Actualité du crédit immobilier de Septembre 2013

Les crédits du mois de septembre

Financement monument historique

Financement de 750K€ pour l'acquisition d'un bien Monument Historique dans le 4ème arrondissement à Paris pour un non résident associé gérant d'un fond d'investissement à HK.

Financement cabinet médical

Accompagnement d'un cabinet médical pour financer son acquisition dans le 6ème arrondissement à Paris. Carte Financement a obtenu un prêt de 500K€ sur 17 ans représentant plus de 100% de la valeur d'acquisition.

Refinancement interne pour un taux compétitif

Mise en place d'un contrat d'affacturage à hauteur de 90% du chiffre d'affaires pour une société dans le secteur com/média. Un mécanisme de refinancement interne de la banque nous a permis d'obtenir un taux particulièrement compétitif.

Financement non-résident

Carte Financement trouve un financement à 95% pour un non résident luxembourgeois consultant dans le secteur des jeux de hasard.

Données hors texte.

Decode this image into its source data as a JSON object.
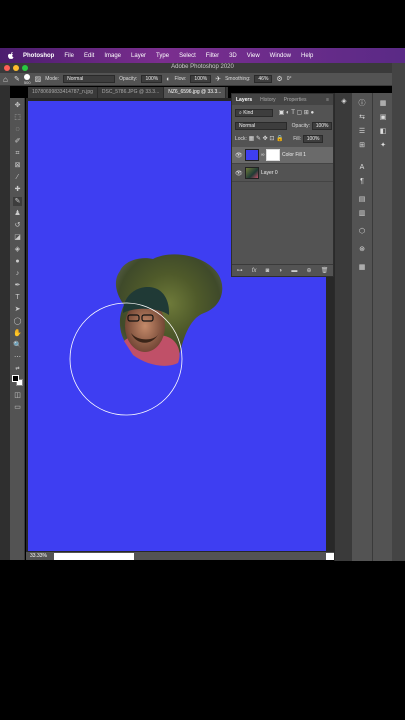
{
  "menubar": {
    "apple": "",
    "items": [
      "Photoshop",
      "File",
      "Edit",
      "Image",
      "Layer",
      "Type",
      "Select",
      "Filter",
      "3D",
      "View",
      "Window",
      "Help"
    ]
  },
  "window": {
    "title": "Adobe Photoshop 2020"
  },
  "options": {
    "brush_size": "500",
    "mode_label": "Mode:",
    "mode_value": "Normal",
    "opacity_label": "Opacity:",
    "opacity_value": "100%",
    "flow_label": "Flow:",
    "flow_value": "100%",
    "smoothing_label": "Smoothing:",
    "smoothing_value": "46%",
    "angle_value": "0°"
  },
  "doc_tabs": [
    {
      "label": "10780699833414787_n.jpg",
      "active": false
    },
    {
      "label": "DSC_5786.JPG @ 33.3...",
      "active": false
    },
    {
      "label": "NZ6_6596.jpg @ 33.3...",
      "active": true
    }
  ],
  "status": {
    "zoom": "33.33%"
  },
  "layers_panel": {
    "tabs": [
      "Layers",
      "History",
      "Properties"
    ],
    "active_tab": "Layers",
    "filter_kind": "Kind",
    "blend_mode": "Normal",
    "opacity_label": "Opacity:",
    "opacity_value": "100%",
    "lock_label": "Lock:",
    "fill_label": "Fill:",
    "fill_value": "100%",
    "layers": [
      {
        "name": "Color Fill 1",
        "selected": true,
        "thumb_color": "#3e3ef2"
      },
      {
        "name": "Layer 0",
        "selected": false
      }
    ],
    "bottom_icons": [
      "link-icon",
      "fx-icon",
      "mask-icon",
      "adjustment-icon",
      "group-icon",
      "new-layer-icon",
      "trash-icon"
    ],
    "bottom_fx": "fx"
  },
  "colors": {
    "canvas_blue": "#3e3ef2",
    "panel_gray": "#535353",
    "menubar_purple": "#7b2e8f"
  }
}
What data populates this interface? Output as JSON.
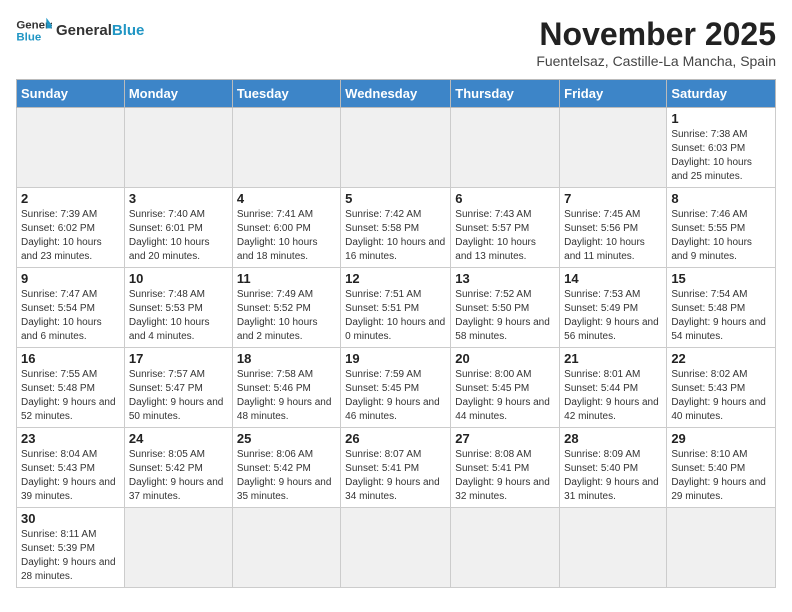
{
  "header": {
    "logo_general": "General",
    "logo_blue": "Blue",
    "month_title": "November 2025",
    "location": "Fuentelsaz, Castille-La Mancha, Spain"
  },
  "days_of_week": [
    "Sunday",
    "Monday",
    "Tuesday",
    "Wednesday",
    "Thursday",
    "Friday",
    "Saturday"
  ],
  "weeks": [
    [
      {
        "day": "",
        "info": ""
      },
      {
        "day": "",
        "info": ""
      },
      {
        "day": "",
        "info": ""
      },
      {
        "day": "",
        "info": ""
      },
      {
        "day": "",
        "info": ""
      },
      {
        "day": "",
        "info": ""
      },
      {
        "day": "1",
        "info": "Sunrise: 7:38 AM\nSunset: 6:03 PM\nDaylight: 10 hours and 25 minutes."
      }
    ],
    [
      {
        "day": "2",
        "info": "Sunrise: 7:39 AM\nSunset: 6:02 PM\nDaylight: 10 hours and 23 minutes."
      },
      {
        "day": "3",
        "info": "Sunrise: 7:40 AM\nSunset: 6:01 PM\nDaylight: 10 hours and 20 minutes."
      },
      {
        "day": "4",
        "info": "Sunrise: 7:41 AM\nSunset: 6:00 PM\nDaylight: 10 hours and 18 minutes."
      },
      {
        "day": "5",
        "info": "Sunrise: 7:42 AM\nSunset: 5:58 PM\nDaylight: 10 hours and 16 minutes."
      },
      {
        "day": "6",
        "info": "Sunrise: 7:43 AM\nSunset: 5:57 PM\nDaylight: 10 hours and 13 minutes."
      },
      {
        "day": "7",
        "info": "Sunrise: 7:45 AM\nSunset: 5:56 PM\nDaylight: 10 hours and 11 minutes."
      },
      {
        "day": "8",
        "info": "Sunrise: 7:46 AM\nSunset: 5:55 PM\nDaylight: 10 hours and 9 minutes."
      }
    ],
    [
      {
        "day": "9",
        "info": "Sunrise: 7:47 AM\nSunset: 5:54 PM\nDaylight: 10 hours and 6 minutes."
      },
      {
        "day": "10",
        "info": "Sunrise: 7:48 AM\nSunset: 5:53 PM\nDaylight: 10 hours and 4 minutes."
      },
      {
        "day": "11",
        "info": "Sunrise: 7:49 AM\nSunset: 5:52 PM\nDaylight: 10 hours and 2 minutes."
      },
      {
        "day": "12",
        "info": "Sunrise: 7:51 AM\nSunset: 5:51 PM\nDaylight: 10 hours and 0 minutes."
      },
      {
        "day": "13",
        "info": "Sunrise: 7:52 AM\nSunset: 5:50 PM\nDaylight: 9 hours and 58 minutes."
      },
      {
        "day": "14",
        "info": "Sunrise: 7:53 AM\nSunset: 5:49 PM\nDaylight: 9 hours and 56 minutes."
      },
      {
        "day": "15",
        "info": "Sunrise: 7:54 AM\nSunset: 5:48 PM\nDaylight: 9 hours and 54 minutes."
      }
    ],
    [
      {
        "day": "16",
        "info": "Sunrise: 7:55 AM\nSunset: 5:48 PM\nDaylight: 9 hours and 52 minutes."
      },
      {
        "day": "17",
        "info": "Sunrise: 7:57 AM\nSunset: 5:47 PM\nDaylight: 9 hours and 50 minutes."
      },
      {
        "day": "18",
        "info": "Sunrise: 7:58 AM\nSunset: 5:46 PM\nDaylight: 9 hours and 48 minutes."
      },
      {
        "day": "19",
        "info": "Sunrise: 7:59 AM\nSunset: 5:45 PM\nDaylight: 9 hours and 46 minutes."
      },
      {
        "day": "20",
        "info": "Sunrise: 8:00 AM\nSunset: 5:45 PM\nDaylight: 9 hours and 44 minutes."
      },
      {
        "day": "21",
        "info": "Sunrise: 8:01 AM\nSunset: 5:44 PM\nDaylight: 9 hours and 42 minutes."
      },
      {
        "day": "22",
        "info": "Sunrise: 8:02 AM\nSunset: 5:43 PM\nDaylight: 9 hours and 40 minutes."
      }
    ],
    [
      {
        "day": "23",
        "info": "Sunrise: 8:04 AM\nSunset: 5:43 PM\nDaylight: 9 hours and 39 minutes."
      },
      {
        "day": "24",
        "info": "Sunrise: 8:05 AM\nSunset: 5:42 PM\nDaylight: 9 hours and 37 minutes."
      },
      {
        "day": "25",
        "info": "Sunrise: 8:06 AM\nSunset: 5:42 PM\nDaylight: 9 hours and 35 minutes."
      },
      {
        "day": "26",
        "info": "Sunrise: 8:07 AM\nSunset: 5:41 PM\nDaylight: 9 hours and 34 minutes."
      },
      {
        "day": "27",
        "info": "Sunrise: 8:08 AM\nSunset: 5:41 PM\nDaylight: 9 hours and 32 minutes."
      },
      {
        "day": "28",
        "info": "Sunrise: 8:09 AM\nSunset: 5:40 PM\nDaylight: 9 hours and 31 minutes."
      },
      {
        "day": "29",
        "info": "Sunrise: 8:10 AM\nSunset: 5:40 PM\nDaylight: 9 hours and 29 minutes."
      }
    ],
    [
      {
        "day": "30",
        "info": "Sunrise: 8:11 AM\nSunset: 5:39 PM\nDaylight: 9 hours and 28 minutes."
      },
      {
        "day": "",
        "info": ""
      },
      {
        "day": "",
        "info": ""
      },
      {
        "day": "",
        "info": ""
      },
      {
        "day": "",
        "info": ""
      },
      {
        "day": "",
        "info": ""
      },
      {
        "day": "",
        "info": ""
      }
    ]
  ]
}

Le prêt immobilier de 590K€ sur 25 ans a été réalisé via une SCI.

La réforme sur les plus-values immobilières est entrée en vigueur

C'est l'un des événements phares de cette rentrée pour l'actualité immobilière. La réforme sur les plus-values immobilières est entrée en vigueur le 1er septembre. Si vous décidez de vendre votre résidence secondaire ou votre bien locatif, et si vous réalisez une plus-value, celle-ci sera moins taxée. Les abattements commencent au-delà de la cinquième année de détention.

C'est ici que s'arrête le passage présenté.